Fabien Medvecky

ethics and using MCDA in environmental decision making.

  1. Issues with the decision process:
  1. Who is invited? Who decides who is invited(watch for infinite regress)? What are the criteria for being in the decision making process? Is the process based on direct representation or can it be indirect with agents (think here of issues to do with eloquence and arguing skills a lawyer would have compared to some comunity representative- are there issues of jusitce here?)

  2. how much weight does each member get and how many members can each represented group put forward. that is, does each member get one vote? and say this is a decision about logging a forest with four companies involved, do each of the companies have a representative (in effect four votes for the logging companies), or are the logging companies represented as one block? This would have to do with the previous question in point a) of who is invited. issues with power voting. consider the early days of EEC. 6 countries with voting power as follows: france 4;italy 4; germany 4; belgium 2; holland 2; luxemburg 1. Quota was set at 12, such that for a bill to pass, there was a mininmum requirment of 12 votes. Either the three big voters or two big voters and bel+ holl. Luxemburg had no say. Also the real voting power can change based on whether there is an odd or even number of participants. Think of a votin scenario with 2 main parties making up 10 votes (5 each) + 1 independant. The independant holds the balance of power. Now make that 11 votes for the main parties (5 and 6 votes), the independant can only bring in a hung a decision, it can only at best stop a bill, never push one through

  1. Issues with democracy
  1. What is the relationship of the electorate to the decision making body/ decision makers? How do we keep demcratic accountability? Are the decision makers subjected to elections on a regular basis? if yes, who constitutes their electorate (electorates need not be geographical/ nationalistically defined)?
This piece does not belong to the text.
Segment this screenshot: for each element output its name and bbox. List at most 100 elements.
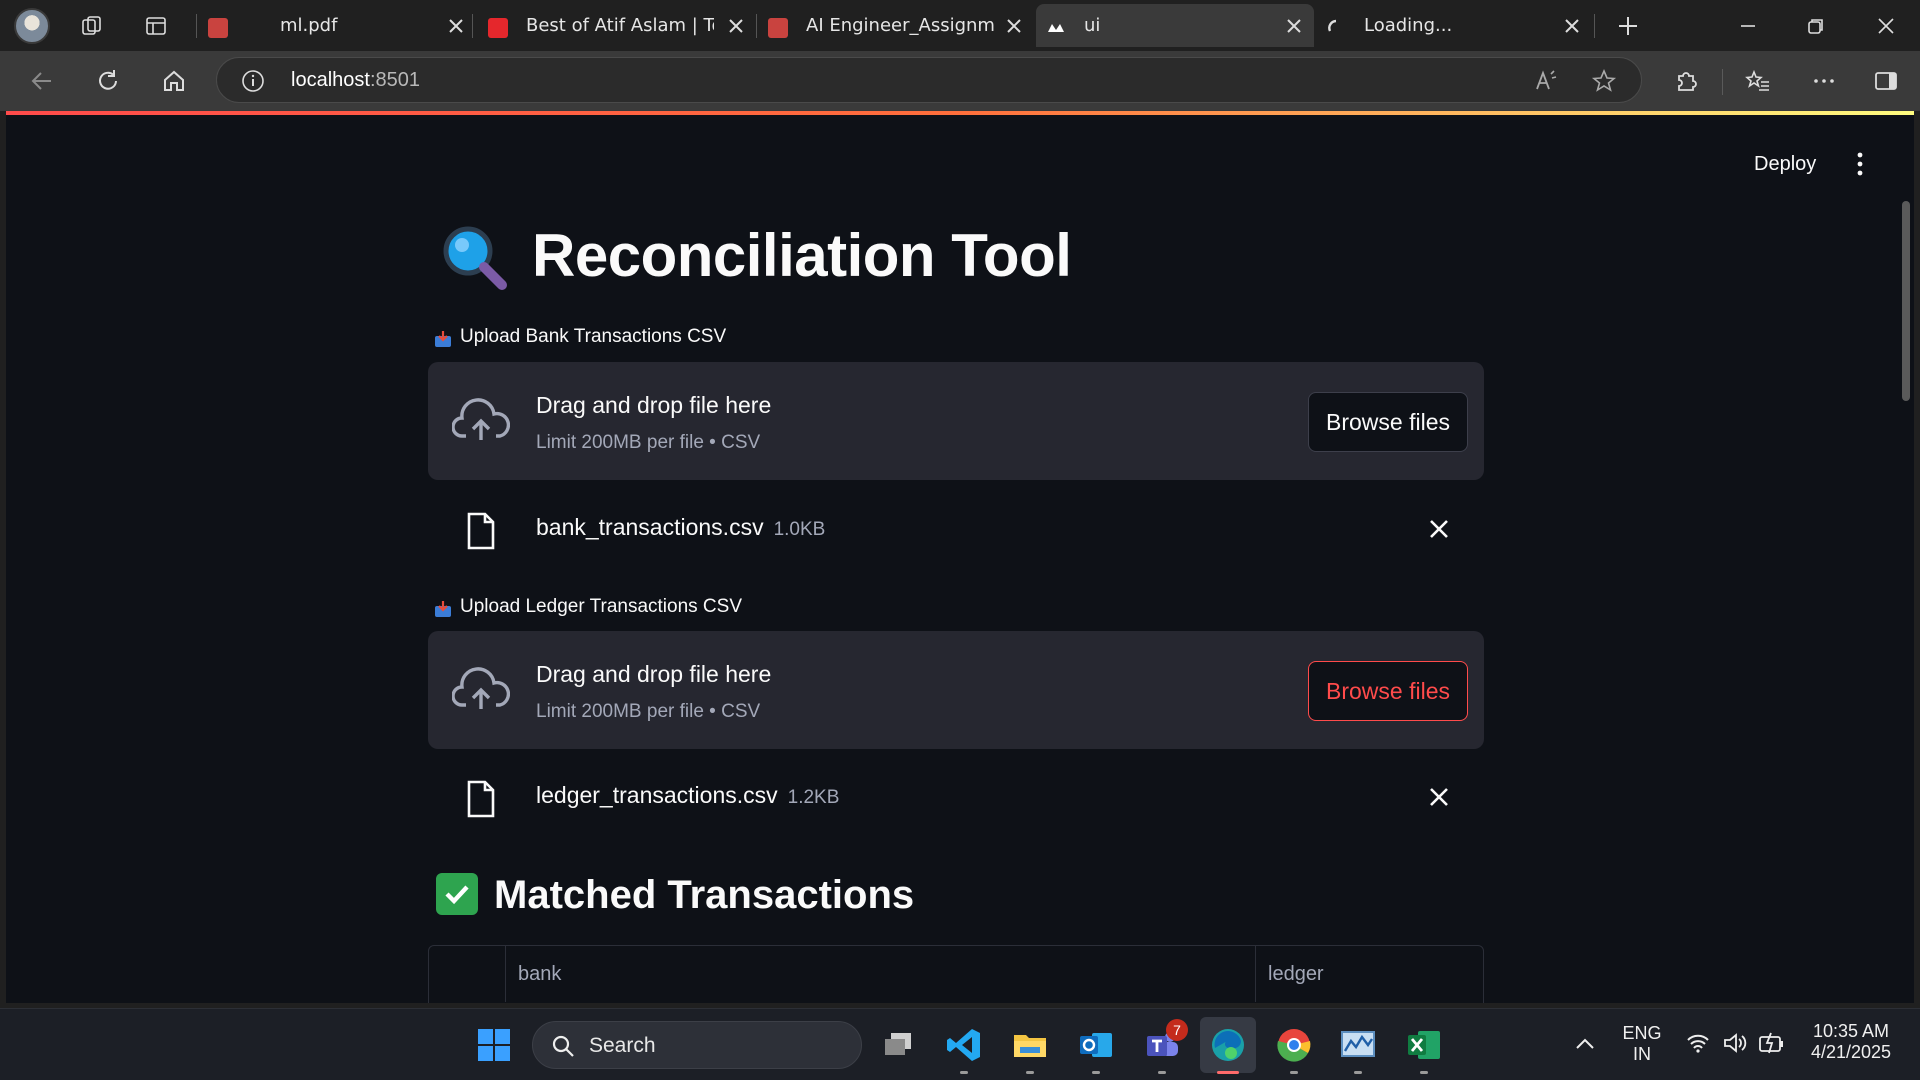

  2. Transparency. Should the full decision making process be made available to the eleted body (parliament) or only some of the decision proces? What would be the justifications for NOT providing the elected representatives in parliamnet wiht the full information. For governement decisions, should the full decision process be made available to the gnereal public?
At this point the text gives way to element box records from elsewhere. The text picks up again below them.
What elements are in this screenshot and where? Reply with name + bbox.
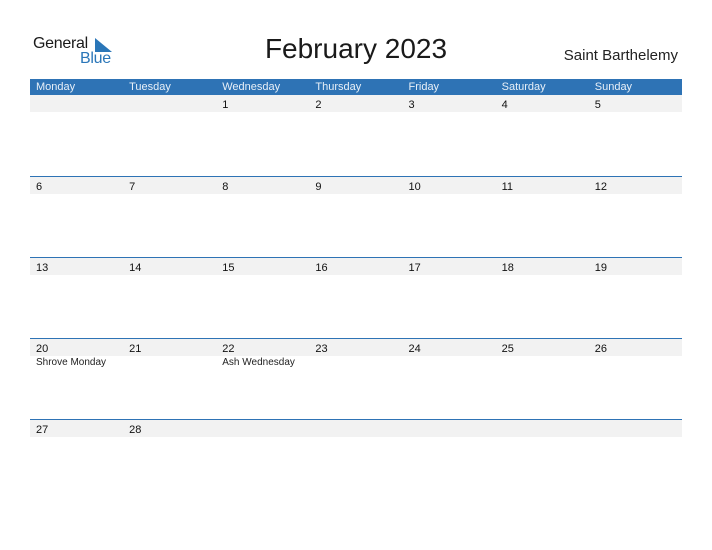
day-cell: 7 — [123, 177, 216, 194]
day-cell: 27 — [30, 420, 123, 437]
weekday-monday: Monday — [36, 81, 76, 93]
date-row: 20 Shrove Monday 21 22 Ash Wednesday 23 24 25 26 — [30, 339, 682, 368]
day-number: 4 — [501, 99, 508, 111]
day-number: 18 — [501, 262, 514, 274]
day-number: 17 — [408, 262, 421, 274]
day-cell: 14 — [123, 258, 216, 275]
holiday-label: Ash Wednesday — [222, 357, 295, 368]
day-cell: 13 — [30, 258, 123, 275]
week-row: 6 7 8 9 10 11 12 — [30, 176, 682, 257]
day-cell: 5 — [589, 95, 682, 112]
day-cell: 17 — [403, 258, 496, 275]
day-cell: 15 — [216, 258, 309, 275]
day-cell: 18 — [496, 258, 589, 275]
day-cell — [589, 420, 682, 437]
day-cell: 22 Ash Wednesday — [216, 339, 309, 368]
day-number: 20 — [36, 343, 49, 355]
day-number: 15 — [222, 262, 235, 274]
day-number: 14 — [129, 262, 142, 274]
day-cell: 12 — [589, 177, 682, 194]
day-cell — [309, 420, 402, 437]
day-number: 3 — [408, 99, 415, 111]
day-cell: 20 Shrove Monday — [30, 339, 123, 368]
day-cell: 10 — [403, 177, 496, 194]
day-number: 21 — [129, 343, 142, 355]
day-cell: 23 — [309, 339, 402, 356]
day-cell: 21 — [123, 339, 216, 356]
day-number: 2 — [315, 99, 322, 111]
calendar-grid: Monday Tuesday Wednesday Thursday Friday… — [30, 79, 682, 500]
weekday-saturday: Saturday — [501, 81, 546, 93]
day-number: 11 — [501, 181, 514, 193]
week-row: 1 2 3 4 5 — [30, 95, 682, 176]
weeks-container: 1 2 3 4 5 6 7 8 9 10 11 12 13 14 15 16 17 18 19 20 Shrove Mo… — [30, 95, 682, 500]
day-number: 10 — [408, 181, 421, 193]
date-row: 27 28 — [30, 420, 682, 437]
week-row: 27 28 — [30, 419, 682, 500]
day-cell: 19 — [589, 258, 682, 275]
day-number: 26 — [594, 343, 607, 355]
day-cell: 8 — [216, 177, 309, 194]
day-number: 13 — [36, 262, 49, 274]
day-number: 5 — [594, 99, 601, 111]
day-number: 19 — [594, 262, 607, 274]
day-cell: 28 — [123, 420, 216, 437]
weekday-thursday: Thursday — [315, 81, 362, 93]
day-cell: 26 — [589, 339, 682, 356]
day-cell: 11 — [496, 177, 589, 194]
day-number: 22 — [222, 343, 235, 355]
day-number: 8 — [222, 181, 229, 193]
date-row: 1 2 3 4 5 — [30, 95, 682, 112]
day-number: 6 — [36, 181, 43, 193]
day-cell — [403, 420, 496, 437]
day-number: 9 — [315, 181, 322, 193]
weekday-sunday: Sunday — [594, 81, 633, 93]
date-row: 6 7 8 9 10 11 12 — [30, 177, 682, 194]
weekday-header: Monday Tuesday Wednesday Thursday Friday… — [30, 79, 682, 95]
day-number: 12 — [594, 181, 607, 193]
weekday-wednesday: Wednesday — [222, 81, 281, 93]
day-cell: 1 — [216, 95, 309, 112]
day-number: 7 — [129, 181, 136, 193]
day-number: 24 — [408, 343, 421, 355]
day-cell — [216, 420, 309, 437]
day-number: 1 — [222, 99, 229, 111]
day-number: 28 — [129, 424, 142, 436]
day-cell — [30, 95, 123, 112]
day-cell: 25 — [496, 339, 589, 356]
week-row: 13 14 15 16 17 18 19 — [30, 257, 682, 338]
country-name: Saint Barthelemy — [563, 47, 678, 64]
date-row: 13 14 15 16 17 18 19 — [30, 258, 682, 275]
weekday-friday: Friday — [408, 81, 440, 93]
day-cell: 16 — [309, 258, 402, 275]
day-cell: 3 — [403, 95, 496, 112]
day-cell — [123, 95, 216, 112]
day-cell: 2 — [309, 95, 402, 112]
day-cell: 24 — [403, 339, 496, 356]
day-cell — [496, 420, 589, 437]
day-cell: 6 — [30, 177, 123, 194]
weekday-tuesday: Tuesday — [129, 81, 171, 93]
day-number: 23 — [315, 343, 328, 355]
day-cell: 4 — [496, 95, 589, 112]
day-cell: 9 — [309, 177, 402, 194]
day-number: 25 — [501, 343, 514, 355]
day-number: 16 — [315, 262, 328, 274]
holiday-label: Shrove Monday — [36, 357, 107, 368]
day-number: 27 — [36, 424, 49, 436]
week-row: 20 Shrove Monday 21 22 Ash Wednesday 23 24 25 26 — [30, 338, 682, 419]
just some thoughts to get started

  1. Issues with time
  1. We have good reasons to think our evaluation of outcomes changes with time. Indeed values are somehow dynamic: I may value a piece of forest a certain way today, but that value may change over time. The longer the decision, the more likely the subjective value of an outcome will change. How do we allow for change of value over time? Can we impose our present values onto future people?
  1. Issues with rationality and preferences
  1. information. How much informations should people get/ be given? I take it full information is never possible, so how much information is the minimum? is there a minimum? Who decides on which information is relevant?
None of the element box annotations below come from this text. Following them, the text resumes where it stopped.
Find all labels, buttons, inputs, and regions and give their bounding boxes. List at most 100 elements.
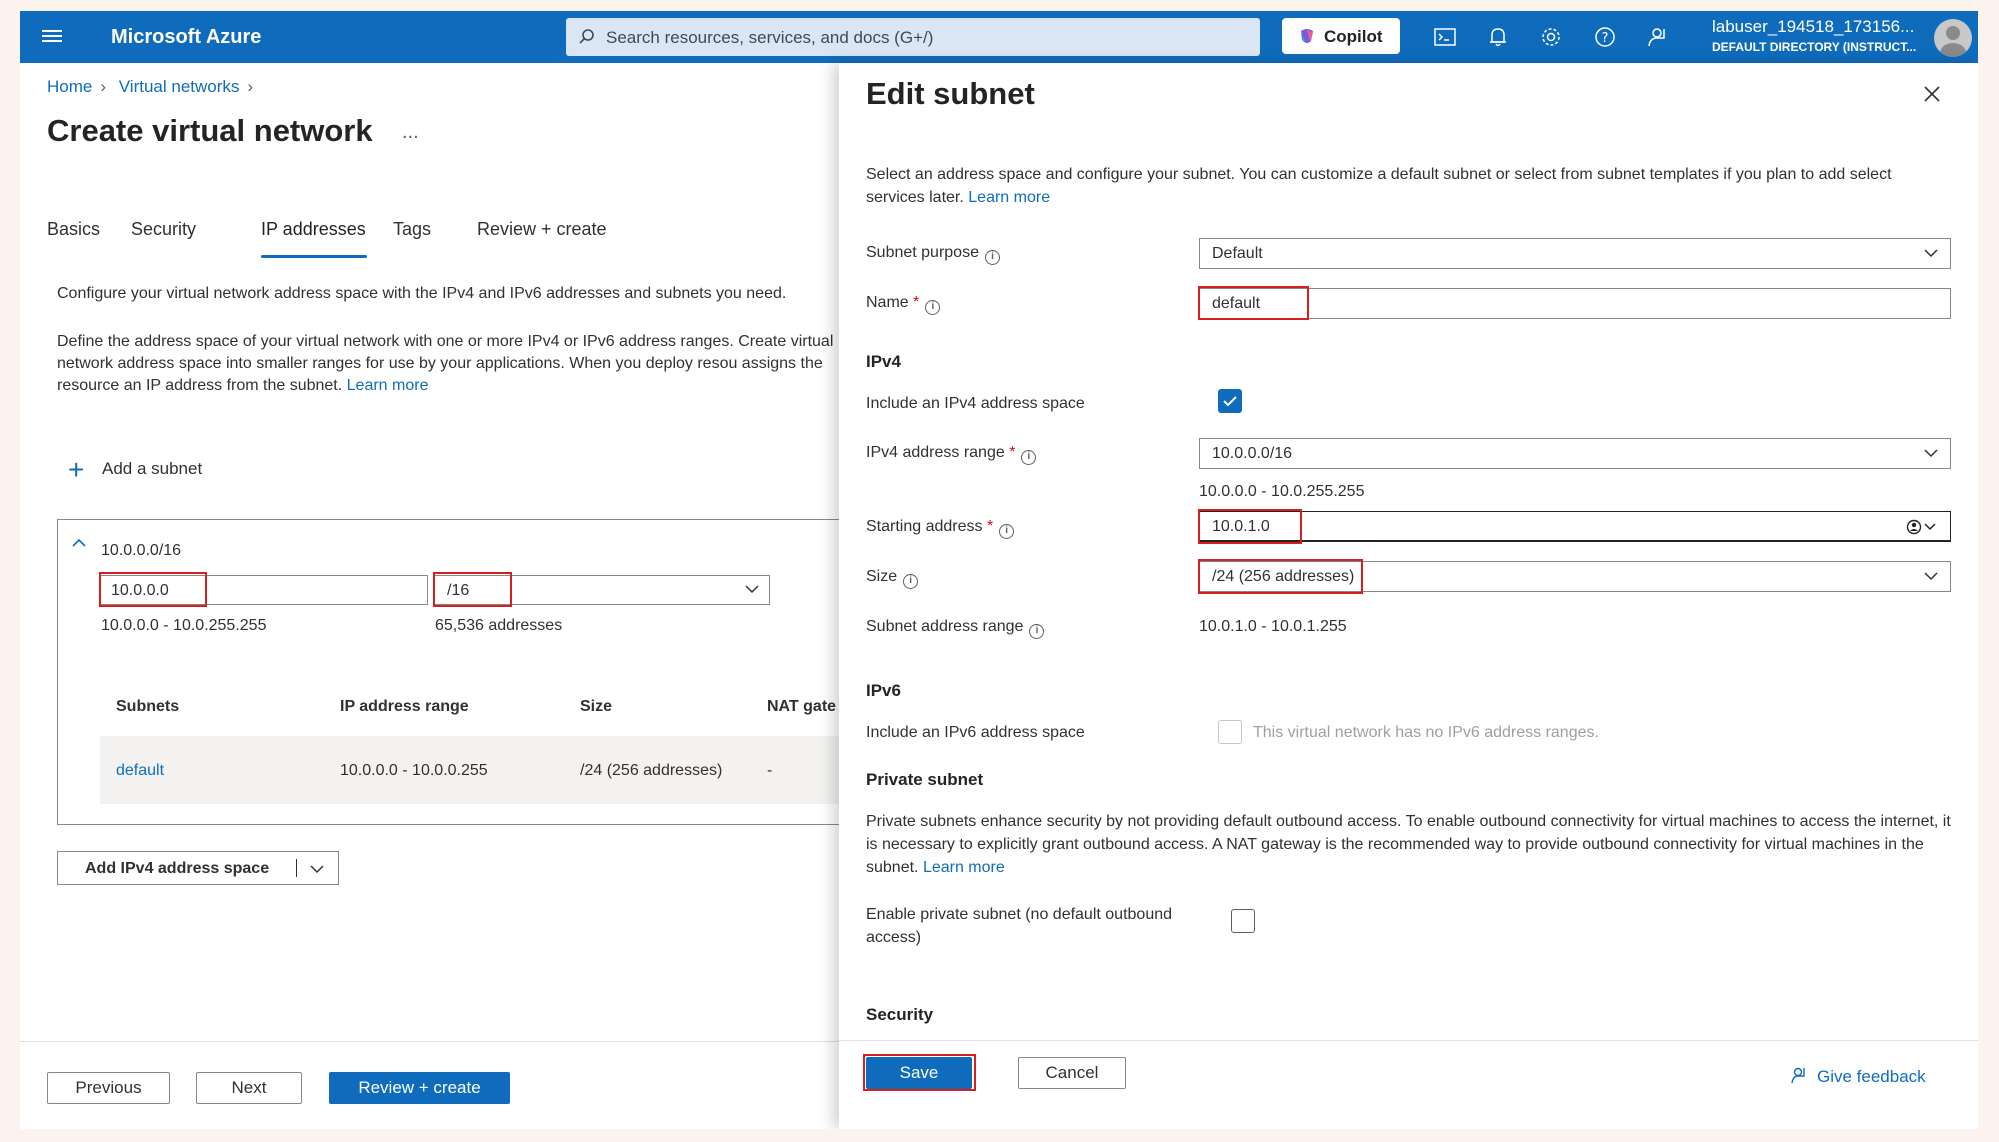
ipv4-section-title: IPv4 (866, 352, 901, 371)
column-header-ip-range: IP address range (340, 698, 469, 715)
info-icon[interactable]: i (999, 524, 1015, 539)
copilot-button[interactable]: Copilot (1282, 18, 1400, 54)
tab-ip-addresses[interactable]: IP addresses (261, 219, 366, 240)
address-prefix-select[interactable]: /16 (434, 575, 770, 605)
address-space-header: 10.0.0.0/16 (101, 542, 182, 559)
ipv6-section-title: IPv6 (866, 681, 901, 700)
name-label: Name * i (866, 294, 941, 315)
size-select[interactable]: /24 (256 addresses) (1199, 561, 1951, 592)
address-start-input[interactable]: 10.0.0.0 (100, 575, 428, 605)
account-info[interactable]: labuser_194518_173156... DEFAULT DIRECTO… (1712, 17, 1916, 54)
give-feedback-link[interactable]: Give feedback (1791, 1067, 1926, 1087)
subnet-nat-cell: - (767, 762, 773, 779)
azure-portal-window: Microsoft Azure Search resources, servic… (20, 11, 1978, 1129)
starting-address-label: Starting address * i (866, 518, 1015, 539)
search-icon (579, 29, 594, 44)
name-input[interactable]: default (1199, 288, 1951, 319)
add-ipv4-label: Add IPv4 address space (85, 860, 270, 877)
security-section-title: Security (866, 1005, 934, 1024)
subnet-range-value: 10.0.1.0 - 10.0.1.255 (1199, 618, 1347, 635)
column-header-size: Size (580, 698, 613, 715)
learn-more-link[interactable]: Learn more (347, 377, 429, 394)
search-placeholder: Search resources, services, and docs (G+… (606, 28, 934, 47)
top-bar: Microsoft Azure Search resources, servic… (20, 11, 1978, 63)
chevron-down-icon (745, 585, 759, 594)
chevron-down-icon (1924, 449, 1938, 458)
save-button[interactable]: Save (866, 1057, 972, 1089)
svg-text:?: ? (1602, 31, 1609, 46)
breadcrumb-virtual-networks[interactable]: Virtual networks (119, 77, 240, 96)
info-icon[interactable]: i (925, 300, 941, 315)
ipv6-disabled-text: This virtual network has no IPv6 address… (1253, 724, 1599, 741)
include-ipv4-label: Include an IPv4 address space (866, 395, 1085, 412)
user-select-icon[interactable] (1906, 519, 1938, 535)
ipv4-range-value: 10.0.0.0/16 (1212, 445, 1293, 462)
ipv4-range-label: IPv4 address range * i (866, 444, 1037, 465)
tab-basics[interactable]: Basics (47, 219, 100, 240)
include-ipv4-checkbox[interactable] (1218, 389, 1242, 413)
subnet-name-link[interactable]: default (116, 762, 164, 780)
table-row[interactable] (100, 736, 900, 804)
user-directory: DEFAULT DIRECTORY (INSTRUCT... (1712, 40, 1917, 54)
chevron-down-icon (1924, 249, 1938, 258)
copilot-icon (1301, 29, 1313, 43)
plus-icon: + (68, 454, 85, 485)
previous-button[interactable]: Previous (47, 1072, 170, 1104)
footer-divider (20, 1041, 860, 1042)
name-value: default (1212, 295, 1261, 312)
tab-review-create[interactable]: Review + create (477, 219, 607, 240)
column-header-subnets: Subnets (116, 698, 180, 715)
avatar[interactable] (1934, 19, 1972, 57)
panel-title: Edit subnet (866, 76, 1035, 111)
chevron-up-icon[interactable] (72, 538, 86, 548)
private-subnet-description: Private subnets enhance security by not … (866, 810, 1956, 879)
enable-private-subnet-label: Enable private subnet (no default outbou… (866, 906, 1173, 946)
chevron-right-icon: › (100, 77, 107, 96)
starting-address-value: 10.0.1.0 (1212, 518, 1270, 535)
user-name: labuser_194518_173156... (1712, 17, 1915, 36)
address-space-text: Define the address space of your virtual… (57, 333, 834, 394)
review-create-button[interactable]: Review + create (329, 1072, 510, 1104)
info-icon[interactable]: i (903, 574, 919, 589)
private-learn-more-link[interactable]: Learn more (923, 859, 1005, 876)
info-icon[interactable]: i (1029, 624, 1045, 639)
search-box[interactable]: Search resources, services, and docs (G+… (566, 18, 1260, 56)
checkmark-icon (1223, 396, 1237, 407)
bell-icon[interactable] (1485, 24, 1511, 50)
panel-learn-more-link[interactable]: Learn more (968, 189, 1050, 206)
address-range-text: 10.0.0.0 - 10.0.255.255 (101, 617, 267, 634)
chevron-down-icon (1924, 572, 1938, 581)
enable-private-subnet-checkbox[interactable] (1231, 909, 1255, 933)
menu-icon[interactable] (42, 27, 62, 47)
tab-security[interactable]: Security (131, 219, 196, 240)
add-ipv4-address-space-button[interactable]: Add IPv4 address space (57, 851, 339, 885)
next-button[interactable]: Next (196, 1072, 302, 1104)
address-prefix-value: /16 (447, 582, 470, 599)
ipv4-range-text: 10.0.0.0 - 10.0.255.255 (1199, 483, 1365, 500)
brand-name[interactable]: Microsoft Azure (111, 26, 261, 49)
starting-address-input[interactable]: 10.0.1.0 (1199, 511, 1951, 542)
subnet-purpose-value: Default (1212, 245, 1263, 262)
private-subnet-title: Private subnet (866, 770, 984, 789)
help-icon[interactable]: ? (1592, 24, 1618, 50)
gear-icon[interactable] (1538, 24, 1564, 50)
breadcrumb: Home › Virtual networks › (47, 77, 261, 97)
close-icon[interactable] (1923, 85, 1941, 103)
tab-tags[interactable]: Tags (393, 219, 431, 240)
include-ipv6-label: Include an IPv6 address space (866, 724, 1085, 741)
chevron-down-icon (310, 865, 324, 874)
cloud-shell-icon[interactable] (1432, 24, 1458, 50)
breadcrumb-home[interactable]: Home (47, 77, 92, 96)
info-icon[interactable]: i (1021, 450, 1037, 465)
private-subnet-text: Private subnets enhance security by not … (866, 813, 1951, 876)
subnet-range-cell: 10.0.0.0 - 10.0.0.255 (340, 762, 488, 779)
subnet-purpose-select[interactable]: Default (1199, 238, 1951, 269)
copilot-label: Copilot (1324, 27, 1383, 46)
info-icon[interactable]: i (984, 250, 1000, 265)
more-options-icon[interactable]: ... (402, 121, 419, 144)
ipv4-range-select[interactable]: 10.0.0.0/16 (1199, 438, 1951, 469)
cancel-button[interactable]: Cancel (1018, 1057, 1126, 1089)
subnet-range-label: Subnet address range i (866, 618, 1045, 639)
subnet-size-cell: /24 (256 addresses) (580, 762, 723, 779)
feedback-icon[interactable] (1644, 24, 1670, 50)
  2. rationality. Must the preferences be based on the facts given? Who decides whether a participant is competent? If considering a project near a mental home, should the patients be participants in the decision? When dealing with issues of species and evolution, should creationists be participants? If different participants disagree on fundamental facts (eg. creationists and biologists) can the preferences be meaningfully compared? Are either rational or competent? IS their a minimum set of shared beliefs required (especially re (empirical) facts)?